The problem is not that this calculation exists, but that people so easily misinterpret it. It doesn't mean "Person with these photos has a 65% chance of being an alcoholic in 5 years", what it REALLY means is "65% of the people with these photos became an alcoholic in 5 years".

That is a HUGE difference. For the remaining 35% there is perhaps some additional factor not included in the existence of the photos that guarantees there is a 0% chance of them ever becoming an alcoholic. When you try to apply general statistics about a large population to a single individual, it's not as simple as just saying "65% of the time this person will become an alcoholic". That's ridiculous anyway, because the person will only live one life, one time.

2 comments

The calculation is useful from a marketing perspective.
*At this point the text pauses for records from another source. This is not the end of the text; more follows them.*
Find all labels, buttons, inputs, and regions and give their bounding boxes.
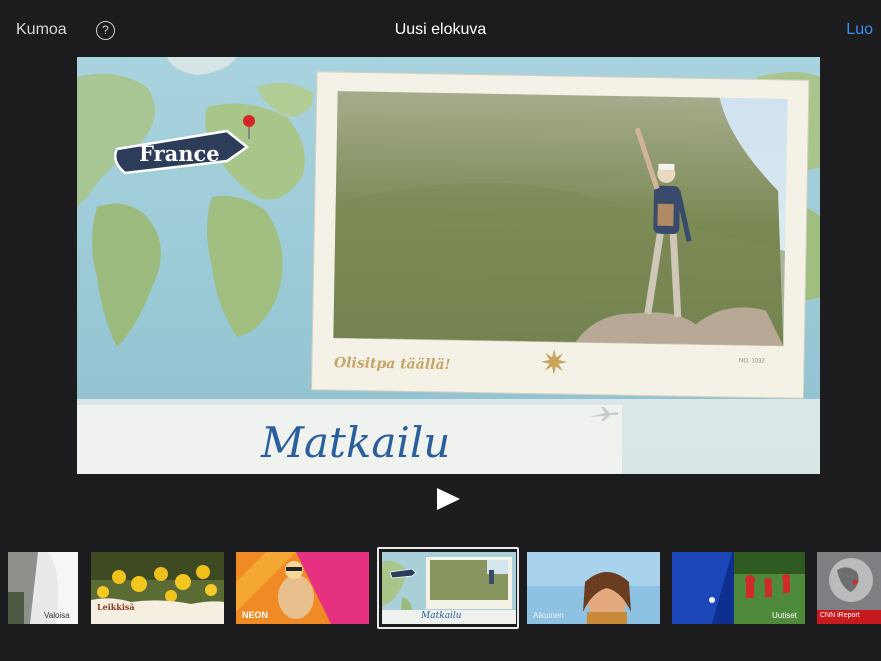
theme-thumb-uutiset[interactable]: Uutiset — [672, 552, 805, 624]
theme-thumb-cnn-ireport[interactable]: CNN iReport — [817, 552, 881, 624]
theme-label: Leikkisä — [97, 602, 135, 612]
map-pin-icon — [243, 115, 255, 127]
theme-thumb-aikuinen[interactable]: Aikuinen — [527, 552, 660, 624]
postcard-caption: Olisitpa täällä! — [334, 355, 451, 373]
theme-strip: Valoisa Leikkisä NEON Matkailu Aikuinen … — [0, 547, 881, 629]
theme-thumb-neon[interactable]: NEON — [236, 552, 369, 624]
theme-label: CNN iReport — [820, 612, 860, 619]
top-bar: Kumoa ? Uusi elokuva Luo — [0, 0, 881, 60]
theme-label: Aikuinen — [533, 611, 564, 620]
theme-thumb-valoisa[interactable]: Valoisa — [8, 552, 78, 624]
postcard-number: NO. 1032 — [739, 358, 765, 364]
theme-label: Uutiset — [772, 611, 797, 620]
theme-label: NEON — [242, 610, 269, 620]
play-icon — [437, 488, 460, 510]
theme-thumb-matkailu[interactable]: Matkailu — [377, 547, 519, 629]
pin-label: France — [139, 141, 220, 166]
theme-title-script: Matkailu — [260, 418, 450, 467]
create-button[interactable]: Luo — [846, 21, 873, 39]
page-title: Uusi elokuva — [394, 21, 487, 38]
theme-thumb-leikkisa[interactable]: Leikkisä — [91, 552, 224, 624]
play-button[interactable] — [434, 486, 462, 512]
theme-label: Valoisa — [44, 611, 70, 620]
theme-preview: Olisitpa täällä! NO. 1032 France Matkail… — [77, 57, 820, 474]
theme-label: Matkailu — [421, 611, 462, 621]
If I decide to advertise alcoholism treatments to these people in five years' time, I'll have a lot more success then if I'd just picked people at random to advertise to.
..and in the meantime, you can advertise alcohol to these people. It's a win-win! </evil>
This distinction seems relevant only if you target one person, which seems pretty rare. In reality you're going to use this metric on a pool of people, in which case 65% of them would become an alcoholic in 5 years.
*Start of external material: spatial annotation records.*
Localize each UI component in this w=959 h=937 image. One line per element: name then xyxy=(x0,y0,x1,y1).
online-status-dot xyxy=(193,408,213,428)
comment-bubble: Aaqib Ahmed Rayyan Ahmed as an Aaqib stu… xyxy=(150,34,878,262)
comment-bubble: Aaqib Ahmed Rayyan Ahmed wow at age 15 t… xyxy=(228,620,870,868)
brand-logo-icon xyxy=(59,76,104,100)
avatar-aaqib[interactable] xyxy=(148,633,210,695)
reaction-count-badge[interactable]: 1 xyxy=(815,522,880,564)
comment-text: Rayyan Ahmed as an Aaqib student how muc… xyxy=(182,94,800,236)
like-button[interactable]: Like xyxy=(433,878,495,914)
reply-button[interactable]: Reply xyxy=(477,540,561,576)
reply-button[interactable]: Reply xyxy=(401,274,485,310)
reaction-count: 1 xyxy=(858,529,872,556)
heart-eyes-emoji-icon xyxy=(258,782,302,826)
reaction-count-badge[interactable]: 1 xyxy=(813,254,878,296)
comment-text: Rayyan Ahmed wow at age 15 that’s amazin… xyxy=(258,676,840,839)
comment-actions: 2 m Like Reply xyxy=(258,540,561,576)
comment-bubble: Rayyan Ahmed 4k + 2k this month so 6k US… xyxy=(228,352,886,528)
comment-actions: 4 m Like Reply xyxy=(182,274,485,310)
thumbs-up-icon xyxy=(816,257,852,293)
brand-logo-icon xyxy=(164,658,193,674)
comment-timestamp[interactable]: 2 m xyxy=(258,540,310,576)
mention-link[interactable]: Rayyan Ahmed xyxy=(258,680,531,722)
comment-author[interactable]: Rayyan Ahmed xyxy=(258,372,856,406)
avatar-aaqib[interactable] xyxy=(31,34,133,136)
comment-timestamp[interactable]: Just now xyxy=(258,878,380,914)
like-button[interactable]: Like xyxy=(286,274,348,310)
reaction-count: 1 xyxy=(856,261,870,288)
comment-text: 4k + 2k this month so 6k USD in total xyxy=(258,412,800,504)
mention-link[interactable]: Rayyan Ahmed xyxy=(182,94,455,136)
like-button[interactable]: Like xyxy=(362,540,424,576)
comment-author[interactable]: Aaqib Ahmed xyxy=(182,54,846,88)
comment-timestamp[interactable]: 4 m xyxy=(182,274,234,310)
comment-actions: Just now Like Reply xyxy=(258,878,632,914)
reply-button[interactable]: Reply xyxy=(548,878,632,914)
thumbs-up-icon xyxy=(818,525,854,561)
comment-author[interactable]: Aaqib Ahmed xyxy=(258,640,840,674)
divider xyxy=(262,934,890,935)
It becomes a problem when it's used for profiling, such as "Don't hire that person, there's a 65% chance they'll be an alcoholic" or "send a drone to kill that person, there's an 80% chance they're a terrorist"
I agree that it's a problem, but your distinction still seems generally pointless. If you have a company policy to not hire alcoholics and you reject 1,000 people based upon this metric then 65% would have been an alcoholic.
It is a problem for the 350 non-alcoholics who are unable to get a job because the hiring manager doesn't understand statistics.